Sul piano generale può portare a una stretta creditizia: le banche, nel timore che, a posteriori, un giudice interpreti come abusive le valutazioni nell'istruttoria del mutuo, possono essere indotte a chiudere i rubinetti dei finanziamenti.

Sul piano giuridico, il provvedimento porta a chiedersi, ferma restando la responsabilità in caso di condotte dolose, fino a che punto, nell'istruire un mutuo garantito, e quindi la richiesta di un soggetto per definizione non meritevole da solo di ricevere credito, la banca debba preoccuparsi di raccogliere informazioni, da cui desumere che il garante non dovrà intervenire, perché si stima il debitore capace di regolare i suoi debiti (senza bisogno di chiedere soldi al garante).

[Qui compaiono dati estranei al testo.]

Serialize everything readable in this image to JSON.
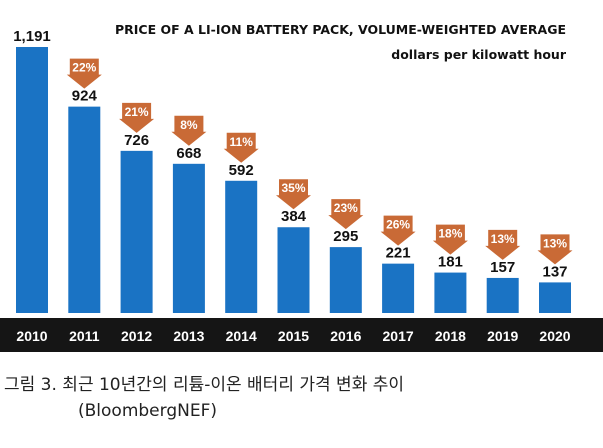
{
  "chart_data": {
    "type": "bar",
    "title": "PRICE OF A LI-ION BATTERY PACK, VOLUME-WEIGHTED AVERAGE",
    "subtitle": "dollars per kilowatt hour",
    "categories": [
      "2010",
      "2011",
      "2012",
      "2013",
      "2014",
      "2015",
      "2016",
      "2017",
      "2018",
      "2019",
      "2020"
    ],
    "values": [
      1191,
      924,
      726,
      668,
      592,
      384,
      295,
      221,
      181,
      157,
      137
    ],
    "value_labels": [
      "1,191",
      "924",
      "726",
      "668",
      "592",
      "384",
      "295",
      "221",
      "181",
      "157",
      "137"
    ],
    "declines": [
      "",
      "22%",
      "21%",
      "8%",
      "11%",
      "35%",
      "23%",
      "26%",
      "18%",
      "13%",
      "13%"
    ],
    "ylim": [
      0,
      1191
    ],
    "colors": {
      "bar": "#1a73c4",
      "arrow": "#c96a36",
      "axis_band": "#151515",
      "value_text": "#111111",
      "tick_text": "#ffffff"
    },
    "grid": false
  },
  "caption": {
    "line1": "그림 3.  최근 10년간의 리튬-이온 배터리 가격 변화 추이",
    "line2": "(BloombergNEF)"
  }
}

Ci si chiede, dunque, quale sia la portata degli obblighi delle banche in caso di mutui assistiti da garanzia, considerato che essa per definizione interviene quando il patrimonio del solo debitore non è sufficiente. In altre parole, il quesito è se sia corretto far coincidere la valutazione del merito creditizio rispetto alla valutazione degli elementi a tutela degli interessi del garante.

In caso affermativo, allora, le banche devono preoccuparsi anche di raccogliere dati che preservino il garante da possibili perdite.

Il quesito è stato risolto dal tribunale di Asti nel senso di una obbligatoria analitica istruttoria da parte della banca anche nell'interesse del garante. Nel caso specifico il tribunale ha ricostruito i fatti e ha visto condotte gravemente negligenti e di rilevanza penale (uso di documenti non veri per ottenere indebite erogazioni pubbliche). Il giudice non ha trovato la pistola fumante, ma si è fatto un'idea sulla base di una serie di presunzioni. Secondo il tribunale, prima di dare il semaforo verde al mutuo garantito, quella banca sapeva che quel debitore non avrebbe mai restituito il finanziamento.

Il giudice si è persuaso di gravi e volute imperizie della banca. Quest'ultima ha chiesto documenti a supporto dell'istanza di mutuo, ma non ha insistito quando sono arrivati generici appunti. La banca, secondo il tribunale, ha chiuso gli occhi di fronte a rivalutazioni gonfiate del valore degli immobili aziendali, ipervalutazioni di rimanenze e crediti (di scarso realizzo), operazioni di finanza creativa (anticipi su fatture per operazioni non perfezionate sostituite da successive fatture per consegne effettivamente eseguite), drammatica contrazione dei ricavi e acuita instabilità finanziaria a fronte dell'accavallarsi di decreti ingiuntivi. Inoltre, spiega il tribunale, sono stati i dipendenti della banca a compilare i moduli con la raccolta dei dati aziendali, pur estremamente lacunosi e con omissione della pletora di segnali negativi, moduli mandati al cliente che si è limitato a firmarli.

E tutto questo per offuscare la situazione aziendale effettiva e mandare avanti la pratica solo per la garanzia, visto che, in assenza della prospettiva della garanzia, la banca mai e poi mai avrebbe istruito la stessa. Ma così non si fa, dice il tribunale: non si concede un mutuo solo per poter fruire della garanzia e gli istituti di credito hanno il dovere di comunicare lo stato d'insolvenza del beneficiario e, se non lo fanno, finiscono solo per aggravare il dissesto.

Il decreto di Asti descrive una condotta dolosa della banca (consapevole sin dalla concessione del mutuo dell'impossibilità di restituzione), ma apre la strada a possibili valutazioni negative della diligenza bancaria anche in casi più sfumati, in cui non vi sia un dolo palese, così, di fatto relegando i mutui garantiti in una posizione decisamente precaria. Infine, si ritiene che le banche, se ricorre la nullità riscontata nel decreto in esame, dovranno valutare se motivare le richieste di insinuazioni nei fallimenti su basi diverse dall'invalido mutuo garantito.